1 A Study to Assess the Energy Saving Potential and Economic Analysis of an Agro Based Industry in Karnataka, India

Authors: Sangamesh G. Sakri, Akash N. Patil, Sadashivappa M. Kotli

Abstract:

Agro based industries in India are considered as the micro, small and medium enterprises (MSME). In India, MSMEs contribute approximately 8 percent of the country’s GDP, 42 percent of the manufacturing output and 40 percent of exports. The toor dal (scientific name Cajanus cajan, commonly known as yellow gram, pigeon pea) is the second largest pulse crop in India accounting for about 20% of total pulse production. The toor dal milling industry in India is one of the major agro-processing industries in the country. Most of the dal mills are concentrated in pulse producing areas, which are spread all over the country. In Karnataka state, Gulbarga is a district, where toor dal is the main crop and is grown extensively.

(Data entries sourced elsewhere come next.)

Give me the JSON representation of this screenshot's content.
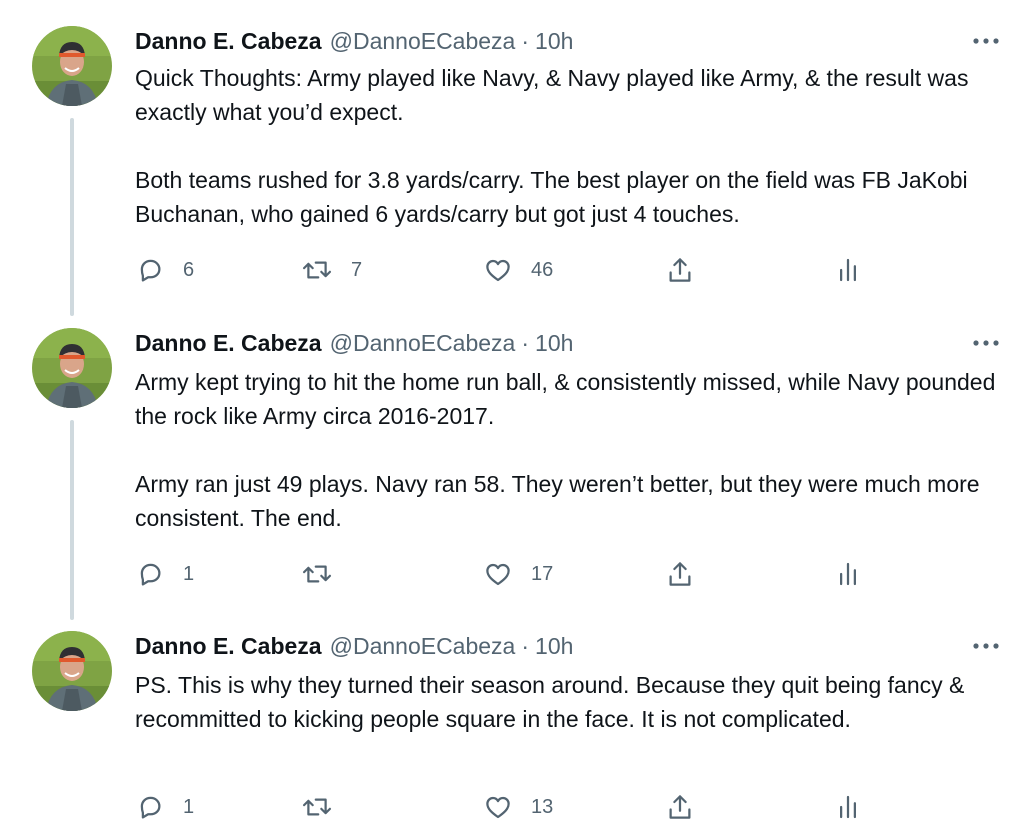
{
  "colors": {
    "text": "#0f1419",
    "muted": "#536471",
    "thread_line": "#cfd9de",
    "background": "#ffffff"
  },
  "tweets": [
    {
      "display_name": "Danno E. Cabeza",
      "handle": "@DannoECabeza",
      "separator": "·",
      "time": "10h",
      "paragraphs": [
        "Quick Thoughts: Army played like Navy, & Navy played like Army, & the result was exactly what you’d expect.",
        "Both teams rushed for 3.8 yards/carry. The best player on the field was FB JaKobi Buchanan, who gained 6 yards/carry but got just 4 touches."
      ],
      "replies": "6",
      "retweets": "7",
      "likes": "46"
    },
    {
      "display_name": "Danno E. Cabeza",
      "handle": "@DannoECabeza",
      "separator": "·",
      "time": "10h",
      "paragraphs": [
        "Army kept trying to hit the home run ball, & consistently missed, while Navy pounded the rock like Army circa 2016-2017.",
        "Army ran just 49 plays. Navy ran 58. They weren’t better, but they were much more consistent. The end."
      ],
      "replies": "1",
      "retweets": "",
      "likes": "17"
    },
    {
      "display_name": "Danno E. Cabeza",
      "handle": "@DannoECabeza",
      "separator": "·",
      "time": "10h",
      "paragraphs": [
        "PS. This is why they turned their season around. Because they quit being fancy & recommitted to kicking people square in the face. It is not complicated."
      ],
      "replies": "1",
      "retweets": "",
      "likes": "13"
    }
  ],
  "icons": {
    "avatar": "profile-photo",
    "more": "more-horizontal-icon",
    "reply": "reply-icon",
    "retweet": "retweet-icon",
    "like": "heart-icon",
    "share": "share-icon",
    "analytics": "analytics-icon"
  }
}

There are more than 500 dal mills in and around the Gulbarga district to process dal. However, the majority of these dal milling units use traditional methods of processing which are energy and capital intensive. There exists a huge energy saving potential in these mills. An energy audit is conducted on a dal mill in Gulbarga to understand the energy consumption pattern to assess the energy saving potential, and an economic analysis is conducted to identify energy conservation opportunities.

Keywords: Conservation, demand side management, load curve, toor dal.